We consider it as settled that in passing upon a Motion for Summary Judgment requiring an evaluation of facts neither the Court below nor this Court is permitted to pass upon the credibility of the witnesses or the comparative weight of the evidence where, as in this case, a Jury trial has been demanded. Williams v. Board of Public Instruction of Flagler County, Fla., 61 So.2d 493.
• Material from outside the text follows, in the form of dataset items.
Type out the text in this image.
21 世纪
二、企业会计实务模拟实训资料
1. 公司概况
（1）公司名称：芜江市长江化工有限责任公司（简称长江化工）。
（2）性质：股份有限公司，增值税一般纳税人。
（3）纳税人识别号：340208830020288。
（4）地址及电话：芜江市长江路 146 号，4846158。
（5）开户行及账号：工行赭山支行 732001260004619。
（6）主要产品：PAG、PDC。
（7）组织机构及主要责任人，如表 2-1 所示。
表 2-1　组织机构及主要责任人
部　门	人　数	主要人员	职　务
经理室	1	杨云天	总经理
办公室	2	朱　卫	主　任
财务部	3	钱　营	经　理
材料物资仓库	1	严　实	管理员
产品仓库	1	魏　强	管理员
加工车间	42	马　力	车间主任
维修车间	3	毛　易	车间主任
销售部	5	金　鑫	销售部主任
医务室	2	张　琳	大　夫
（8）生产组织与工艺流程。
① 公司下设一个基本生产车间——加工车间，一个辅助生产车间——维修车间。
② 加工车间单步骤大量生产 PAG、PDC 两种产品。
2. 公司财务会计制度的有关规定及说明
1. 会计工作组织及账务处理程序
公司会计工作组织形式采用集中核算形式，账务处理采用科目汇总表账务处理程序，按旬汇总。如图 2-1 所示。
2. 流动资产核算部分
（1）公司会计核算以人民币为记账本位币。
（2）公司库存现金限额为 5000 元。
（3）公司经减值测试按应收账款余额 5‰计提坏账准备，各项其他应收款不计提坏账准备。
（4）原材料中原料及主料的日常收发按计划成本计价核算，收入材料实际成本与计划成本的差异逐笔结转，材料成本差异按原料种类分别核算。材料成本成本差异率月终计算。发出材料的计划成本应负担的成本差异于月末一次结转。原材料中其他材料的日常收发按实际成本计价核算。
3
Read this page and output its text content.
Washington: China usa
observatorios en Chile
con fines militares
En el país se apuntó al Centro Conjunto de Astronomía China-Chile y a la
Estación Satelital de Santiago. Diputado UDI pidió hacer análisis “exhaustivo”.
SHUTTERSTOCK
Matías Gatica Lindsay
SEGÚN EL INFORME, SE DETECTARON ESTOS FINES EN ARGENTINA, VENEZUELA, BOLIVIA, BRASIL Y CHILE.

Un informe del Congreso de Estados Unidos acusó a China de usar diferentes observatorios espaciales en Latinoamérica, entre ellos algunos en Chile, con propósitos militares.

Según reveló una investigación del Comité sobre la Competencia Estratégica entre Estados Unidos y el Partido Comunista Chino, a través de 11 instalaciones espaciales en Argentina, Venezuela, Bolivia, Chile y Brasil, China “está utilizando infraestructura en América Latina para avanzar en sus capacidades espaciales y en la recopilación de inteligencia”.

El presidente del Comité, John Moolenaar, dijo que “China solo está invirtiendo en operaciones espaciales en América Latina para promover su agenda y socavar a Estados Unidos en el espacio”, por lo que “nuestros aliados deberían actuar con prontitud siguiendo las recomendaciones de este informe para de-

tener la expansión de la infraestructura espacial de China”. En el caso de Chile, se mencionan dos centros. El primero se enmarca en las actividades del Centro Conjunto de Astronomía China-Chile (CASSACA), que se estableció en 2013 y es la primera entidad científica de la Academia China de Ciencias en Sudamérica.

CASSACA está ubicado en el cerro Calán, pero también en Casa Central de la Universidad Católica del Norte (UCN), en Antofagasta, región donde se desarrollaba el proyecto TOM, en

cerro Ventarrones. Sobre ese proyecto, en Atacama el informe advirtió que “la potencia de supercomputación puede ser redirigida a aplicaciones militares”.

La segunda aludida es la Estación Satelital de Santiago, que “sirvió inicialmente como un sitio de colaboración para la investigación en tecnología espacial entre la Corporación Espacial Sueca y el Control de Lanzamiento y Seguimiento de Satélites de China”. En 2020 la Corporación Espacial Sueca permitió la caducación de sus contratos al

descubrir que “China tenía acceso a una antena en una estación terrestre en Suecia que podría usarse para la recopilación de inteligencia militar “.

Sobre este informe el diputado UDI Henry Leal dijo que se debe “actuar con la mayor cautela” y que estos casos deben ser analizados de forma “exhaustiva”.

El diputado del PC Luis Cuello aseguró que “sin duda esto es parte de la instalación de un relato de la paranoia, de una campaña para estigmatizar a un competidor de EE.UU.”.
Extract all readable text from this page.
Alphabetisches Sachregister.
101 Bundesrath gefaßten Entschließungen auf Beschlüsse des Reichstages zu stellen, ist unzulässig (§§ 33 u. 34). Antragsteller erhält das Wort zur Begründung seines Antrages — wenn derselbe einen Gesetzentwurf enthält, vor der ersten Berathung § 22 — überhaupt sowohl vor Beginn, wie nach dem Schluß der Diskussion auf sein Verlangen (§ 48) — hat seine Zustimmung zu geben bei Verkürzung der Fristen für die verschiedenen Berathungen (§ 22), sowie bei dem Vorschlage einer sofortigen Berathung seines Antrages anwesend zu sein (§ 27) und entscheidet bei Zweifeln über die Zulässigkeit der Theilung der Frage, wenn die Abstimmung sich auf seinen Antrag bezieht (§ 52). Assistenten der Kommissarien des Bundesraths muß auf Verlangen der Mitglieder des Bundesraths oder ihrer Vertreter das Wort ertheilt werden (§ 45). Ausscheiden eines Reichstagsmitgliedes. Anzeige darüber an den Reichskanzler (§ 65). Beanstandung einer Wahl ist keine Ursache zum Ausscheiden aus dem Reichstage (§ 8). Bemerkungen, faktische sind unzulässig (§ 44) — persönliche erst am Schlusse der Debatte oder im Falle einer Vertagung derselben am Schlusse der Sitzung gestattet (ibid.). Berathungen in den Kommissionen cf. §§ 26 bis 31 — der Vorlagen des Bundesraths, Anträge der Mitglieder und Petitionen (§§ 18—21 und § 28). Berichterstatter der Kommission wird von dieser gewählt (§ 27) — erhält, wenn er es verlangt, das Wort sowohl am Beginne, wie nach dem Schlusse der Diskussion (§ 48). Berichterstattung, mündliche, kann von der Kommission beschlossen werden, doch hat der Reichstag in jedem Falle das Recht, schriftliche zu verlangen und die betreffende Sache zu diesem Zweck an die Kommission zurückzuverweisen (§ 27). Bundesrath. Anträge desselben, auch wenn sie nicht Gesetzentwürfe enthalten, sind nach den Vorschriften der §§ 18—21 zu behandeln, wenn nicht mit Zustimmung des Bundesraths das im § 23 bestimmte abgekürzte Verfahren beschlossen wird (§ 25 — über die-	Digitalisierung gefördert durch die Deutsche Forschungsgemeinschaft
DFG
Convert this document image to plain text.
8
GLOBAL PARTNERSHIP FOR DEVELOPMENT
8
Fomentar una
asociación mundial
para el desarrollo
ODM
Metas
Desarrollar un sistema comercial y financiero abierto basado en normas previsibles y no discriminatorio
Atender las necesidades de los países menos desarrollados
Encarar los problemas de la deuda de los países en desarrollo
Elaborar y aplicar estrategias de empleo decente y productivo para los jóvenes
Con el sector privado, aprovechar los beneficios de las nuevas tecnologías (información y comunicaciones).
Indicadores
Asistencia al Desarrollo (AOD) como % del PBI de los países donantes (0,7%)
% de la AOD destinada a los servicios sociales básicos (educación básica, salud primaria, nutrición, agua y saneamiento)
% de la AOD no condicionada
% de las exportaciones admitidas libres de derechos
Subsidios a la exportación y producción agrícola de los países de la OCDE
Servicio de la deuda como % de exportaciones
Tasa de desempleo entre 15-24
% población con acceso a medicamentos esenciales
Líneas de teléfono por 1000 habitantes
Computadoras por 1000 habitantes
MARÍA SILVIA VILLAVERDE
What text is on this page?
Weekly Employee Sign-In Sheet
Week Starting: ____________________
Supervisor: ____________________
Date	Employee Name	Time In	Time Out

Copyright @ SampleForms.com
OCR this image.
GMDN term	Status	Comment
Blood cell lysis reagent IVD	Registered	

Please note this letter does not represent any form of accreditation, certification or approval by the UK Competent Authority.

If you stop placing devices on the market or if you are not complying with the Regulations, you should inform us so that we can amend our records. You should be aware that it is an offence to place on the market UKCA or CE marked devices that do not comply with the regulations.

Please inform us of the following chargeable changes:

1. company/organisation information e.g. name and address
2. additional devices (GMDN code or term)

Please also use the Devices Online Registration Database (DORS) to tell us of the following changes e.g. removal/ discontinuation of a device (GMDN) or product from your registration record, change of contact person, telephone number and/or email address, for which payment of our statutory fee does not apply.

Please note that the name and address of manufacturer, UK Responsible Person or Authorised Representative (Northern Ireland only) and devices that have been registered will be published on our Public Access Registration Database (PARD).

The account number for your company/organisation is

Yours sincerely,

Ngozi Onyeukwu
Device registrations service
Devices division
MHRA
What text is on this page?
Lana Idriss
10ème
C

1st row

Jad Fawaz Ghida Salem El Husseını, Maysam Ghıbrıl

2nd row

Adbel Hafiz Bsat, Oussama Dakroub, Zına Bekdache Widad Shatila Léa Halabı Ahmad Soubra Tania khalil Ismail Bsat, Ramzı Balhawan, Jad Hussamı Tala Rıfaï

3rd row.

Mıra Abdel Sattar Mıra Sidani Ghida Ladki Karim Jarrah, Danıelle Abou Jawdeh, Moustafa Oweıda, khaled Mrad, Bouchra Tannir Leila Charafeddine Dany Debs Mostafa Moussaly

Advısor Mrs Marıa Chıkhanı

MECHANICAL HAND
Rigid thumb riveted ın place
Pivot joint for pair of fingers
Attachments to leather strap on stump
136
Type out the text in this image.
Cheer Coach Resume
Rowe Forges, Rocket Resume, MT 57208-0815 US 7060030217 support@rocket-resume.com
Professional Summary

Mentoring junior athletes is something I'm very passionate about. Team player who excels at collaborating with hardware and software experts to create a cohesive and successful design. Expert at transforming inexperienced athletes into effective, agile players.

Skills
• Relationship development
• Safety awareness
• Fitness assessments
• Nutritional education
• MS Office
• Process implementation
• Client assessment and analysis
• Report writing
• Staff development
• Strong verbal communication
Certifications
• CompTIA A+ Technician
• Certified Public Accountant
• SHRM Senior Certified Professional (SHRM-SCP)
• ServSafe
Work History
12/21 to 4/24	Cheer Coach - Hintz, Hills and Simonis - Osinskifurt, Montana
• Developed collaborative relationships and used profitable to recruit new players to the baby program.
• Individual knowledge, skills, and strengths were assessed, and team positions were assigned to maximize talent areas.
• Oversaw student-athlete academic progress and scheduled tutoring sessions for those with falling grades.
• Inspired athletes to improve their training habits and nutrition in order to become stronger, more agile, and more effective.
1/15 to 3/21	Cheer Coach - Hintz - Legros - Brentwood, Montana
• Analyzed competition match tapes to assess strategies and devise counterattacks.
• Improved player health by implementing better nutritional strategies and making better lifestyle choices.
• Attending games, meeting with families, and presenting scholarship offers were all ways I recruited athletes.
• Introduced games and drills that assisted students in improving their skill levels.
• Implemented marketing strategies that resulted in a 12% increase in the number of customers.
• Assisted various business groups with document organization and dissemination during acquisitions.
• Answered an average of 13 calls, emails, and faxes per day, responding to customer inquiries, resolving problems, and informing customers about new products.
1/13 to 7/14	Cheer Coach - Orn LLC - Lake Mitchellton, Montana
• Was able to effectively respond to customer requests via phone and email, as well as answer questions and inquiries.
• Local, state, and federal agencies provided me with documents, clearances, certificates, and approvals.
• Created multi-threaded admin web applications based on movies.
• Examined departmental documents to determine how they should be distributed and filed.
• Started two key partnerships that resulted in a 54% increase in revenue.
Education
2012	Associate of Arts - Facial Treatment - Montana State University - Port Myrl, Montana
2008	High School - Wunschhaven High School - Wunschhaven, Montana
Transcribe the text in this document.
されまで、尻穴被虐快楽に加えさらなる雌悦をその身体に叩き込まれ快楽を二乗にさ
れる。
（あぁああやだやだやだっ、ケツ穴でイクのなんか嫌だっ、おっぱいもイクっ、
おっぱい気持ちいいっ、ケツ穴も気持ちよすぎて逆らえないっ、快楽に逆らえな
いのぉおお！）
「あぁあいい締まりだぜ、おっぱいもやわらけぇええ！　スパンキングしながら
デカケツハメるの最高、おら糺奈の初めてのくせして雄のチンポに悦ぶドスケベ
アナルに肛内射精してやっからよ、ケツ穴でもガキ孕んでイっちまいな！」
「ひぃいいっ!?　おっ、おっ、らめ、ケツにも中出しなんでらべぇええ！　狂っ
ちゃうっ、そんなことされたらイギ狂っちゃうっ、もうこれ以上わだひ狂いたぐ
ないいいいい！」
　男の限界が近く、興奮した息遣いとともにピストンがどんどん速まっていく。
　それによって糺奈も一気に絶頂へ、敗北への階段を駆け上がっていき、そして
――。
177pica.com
Affidavits submitted by the plaintiff-appellant, in opposition to the Motion for Summary Judgment, are inartfully presented. In plaintiff's affidavit he states "it was impossible for him standing outside the freezer to strike his head in the rear of the freezer". In plaintiff's wife's affidavit she states "it would be physically impossible for anyone standing outside the freezer to strike his head on the shelf in the rear of the freezer". The third affidavit states "the freezer is a self service type freezer so constructed that it would be physically impossible for a man standing outside the freezer, reaching in, to strike his head on top of the freezer".
Although these affidavits are not clear and concise, there is no question in our minds as to the intent of the Affiants. We are of the Opinion that there is an issue on a material fact that justifies a full trial on the merits, therefore, Judgment appealed from must be and is hereby reversed to proceed as directed.
TERRELL, C.J., and HOBSON and THORNAL, JJ., concur.